Wild Emus at The Lilly Pilly Tree

Two data:

One: at dusk yesterday, Offsider turned up for wheat. We didn't see her enter the house-clearing: but we saw her leave, to the north.

Two: Old guy sat (all rugged up) from ten minutes after first light this morning until forty-five minutes after first light. Finally heard vocalisations to the north, but a little to the east, behind the fig tree.

[Wonderful to watch the birds: kookaburras, magpies, corellas, cockatoos, rosellas, wrens, parrots, and others.]

Offsider stepped out of the bush; went and had her bit of wheat, and vocalised a few times.

She is still here at this second.
 
'Do you think any chicks hatched could survive in the winter?'

This was my very very very first thought, Antique. So:

we observed Alpha and Omega for several months. Here they are:


They are much bigger here than when they arrived.

We've observed them gleefully breasting their way through chest-high wet grass at dawn on cold mornings -- still plenty of cold mornings in the first month of spring. And, of course, chicks can still literally get under Dad at night when they are still small small.

Next: the first high-quality 'spring food,' things like tiny ground flowers, actually appears well before the first of spring -- by the calendar. So perhaps what we're looking at here is a 'gap' of about a month during which the weather is a little colder than chicks usually experience, and the food is a little less nutritious than chicks usually experience.

SE
 
There is one note to add. Years ago -- there's a thread about this somewhere -- we observed on a 'nursery' to the west. It was pretty early in spring. (The dates on the posts would tell us.)

One morning, we sighted two clutches of chicks within about three minutes; and noted at that time that they were significantly different in size. Could the chicks have hatched a month apart? From memory, yes -- and I don't recall if I noted this in the post; but I remember doing the mental arithmetic at the time: "How 'far back' into winter might those bigger chicks have hatched?"
 
https://www.backyardchickens.com/threads/planet-rothschildi.714603/

Post 6:
'I went out this morning to look for chicks in the same place as last time. When I reached the fence that separates my place from The 500, I sat down to rest and scan the open spaces on either side. When I looked up . . . there was a bird watching me. This time I recognised the pattern: the chicks were beside him – but there were two clutches, I think. I saw only one adult, but I saw chicks of two sizes. So I guess that the two clutches were together, but that I didn’t see the second male.'
 
'I moved quietly across to the next aisle, and saw another male with another five chicks. They were different clutches. The chicks in the first were twice the size of the chicks in the second.'
 
Datum this morning:

Supreme Emu was observing when Offsider hove out of the gums to get her morning wheat.

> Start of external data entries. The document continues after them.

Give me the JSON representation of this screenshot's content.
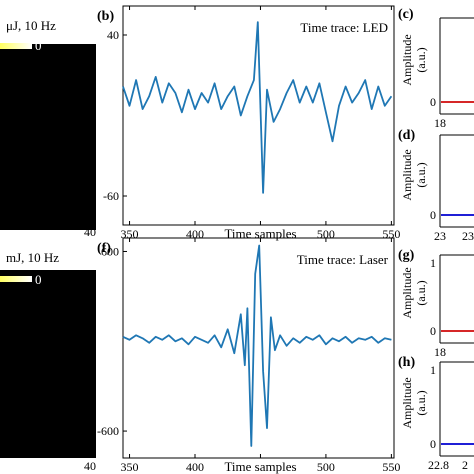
{
  "figure": {
    "left_panels": [
      {
        "title": "μJ, 10 Hz",
        "colorbar_label": "0",
        "bottom_tick": "40"
      },
      {
        "title": "mJ, 10 Hz",
        "colorbar_label": "0",
        "bottom_tick": "40"
      }
    ],
    "right_panels": [
      {
        "label": "(c)",
        "ylabel": "Amplitude\n(a.u.)",
        "ytick": "0",
        "xtick_left": "18",
        "xtick_right": "",
        "color": "#d62728"
      },
      {
        "label": "(d)",
        "ylabel": "Amplitude\n(a.u.)",
        "ytick": "0",
        "xtick_left": "23",
        "xtick_right": "23",
        "color": "#1f1fd6"
      },
      {
        "label": "(g)",
        "ylabel": "Amplitude\n(a.u.)",
        "ytick": "0",
        "ytick_top": "1",
        "xtick_left": "18",
        "xtick_right": "",
        "color": "#d62728"
      },
      {
        "label": "(h)",
        "ylabel": "Amplitude\n(a.u.)",
        "ytick": "0",
        "ytick_top": "1",
        "xtick_left": "22.8",
        "xtick_right": "2",
        "color": "#1f1fd6"
      }
    ]
  },
  "chart_data": [
    {
      "type": "line",
      "panel_label": "(b)",
      "annotation": "Time trace: LED",
      "xlabel": "Time samples",
      "ylabel": "Amplitude (a.u.)",
      "xlim": [
        345,
        552
      ],
      "ylim": [
        -78,
        58
      ],
      "xticks": [
        350,
        400,
        450,
        500,
        550
      ],
      "xtick_labels": [
        "350",
        "400",
        "",
        "500",
        "550"
      ],
      "yticks": [
        40,
        -60
      ],
      "ytick_labels": [
        "40",
        "-60"
      ],
      "color": "#1f77b4",
      "series": [
        {
          "x": [
            345,
            350,
            355,
            360,
            365,
            370,
            375,
            380,
            385,
            390,
            395,
            400,
            405,
            410,
            415,
            420,
            425,
            430,
            435,
            440,
            445,
            448,
            450,
            452,
            455,
            460,
            465,
            470,
            475,
            480,
            485,
            490,
            495,
            500,
            505,
            510,
            515,
            520,
            525,
            530,
            535,
            540,
            545,
            550
          ],
          "y": [
            8,
            -4,
            12,
            -6,
            2,
            14,
            -2,
            10,
            4,
            -8,
            6,
            -6,
            4,
            -2,
            10,
            -6,
            2,
            8,
            -10,
            2,
            12,
            48,
            -6,
            -58,
            6,
            -14,
            -6,
            4,
            12,
            -2,
            8,
            -2,
            10,
            -8,
            -26,
            -4,
            8,
            -2,
            4,
            12,
            -6,
            8,
            -4,
            2
          ]
        }
      ]
    },
    {
      "type": "line",
      "panel_label": "(f)",
      "annotation": "Time trace: Laser",
      "xlabel": "Time samples",
      "ylabel": "Amplitude (a.u.)",
      "xlim": [
        345,
        552
      ],
      "ylim": [
        -780,
        690
      ],
      "xticks": [
        350,
        400,
        450,
        500,
        550
      ],
      "xtick_labels": [
        "350",
        "400",
        "",
        "500",
        "550"
      ],
      "yticks": [
        600,
        -600
      ],
      "ytick_labels": [
        "600",
        "-600"
      ],
      "color": "#1f77b4",
      "series": [
        {
          "x": [
            345,
            350,
            355,
            360,
            365,
            370,
            375,
            380,
            385,
            390,
            395,
            400,
            405,
            410,
            415,
            420,
            425,
            430,
            435,
            438,
            440,
            443,
            446,
            449,
            452,
            455,
            458,
            461,
            465,
            470,
            475,
            480,
            485,
            490,
            495,
            500,
            505,
            510,
            515,
            520,
            525,
            530,
            535,
            540,
            545,
            550
          ],
          "y": [
            30,
            10,
            40,
            20,
            -10,
            30,
            10,
            40,
            0,
            20,
            -20,
            30,
            10,
            -10,
            40,
            -40,
            80,
            -80,
            180,
            -160,
            220,
            -700,
            450,
            640,
            -200,
            -580,
            160,
            -60,
            40,
            -30,
            20,
            -10,
            30,
            10,
            40,
            -20,
            20,
            0,
            30,
            -10,
            20,
            10,
            30,
            -10,
            20,
            10
          ]
        }
      ]
    }
  ]
}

We aren't gonna win this one, readers!

We went out yesterday afternoon, and began 'blocking out' the area that our almost-nil data suggests might be where Limpy Chick is. But if Offsider is wily, she need only approach the house-clearing (where she suspects she's being observed) from a slightly different angle, and the area to be searched becomes massively larger.

Let's finish up with what we know:

the female of the breeding pair has turned up alone, morning and evening, for three days. Three times we've been able to observe her actually emerge from the gums at dawn.


*You say, 'There's a male emu "in there" somewhere.' You choose north, south, east, and west boundaries to the area. You mentally divide it into blocks. You begin systematically walking up and down and back and forth on each block.
 
Deep Breath

It's a gorgeous morning. There's a female emu vocalising just to the north.

To read some of the earlier posts is to understand how very much we've learned.

If we are very lucky, Limpy Chick may choose to bring the chicks here. Don't forget that in the case of Greedy Emu and Felicity, it was a home-team female bringing a male consort to breed here. This time is a first: Limpy Chick is a 'home-team' male who has brought a wild female here. So the rule that the male breeds on the female's turf, then goes bush with the newly-hatched chicks, may not be in play this time.

Otherwise, Supreme Emu is headed into his 18th winter in this old farmhouse. Lilly pillies are coming on.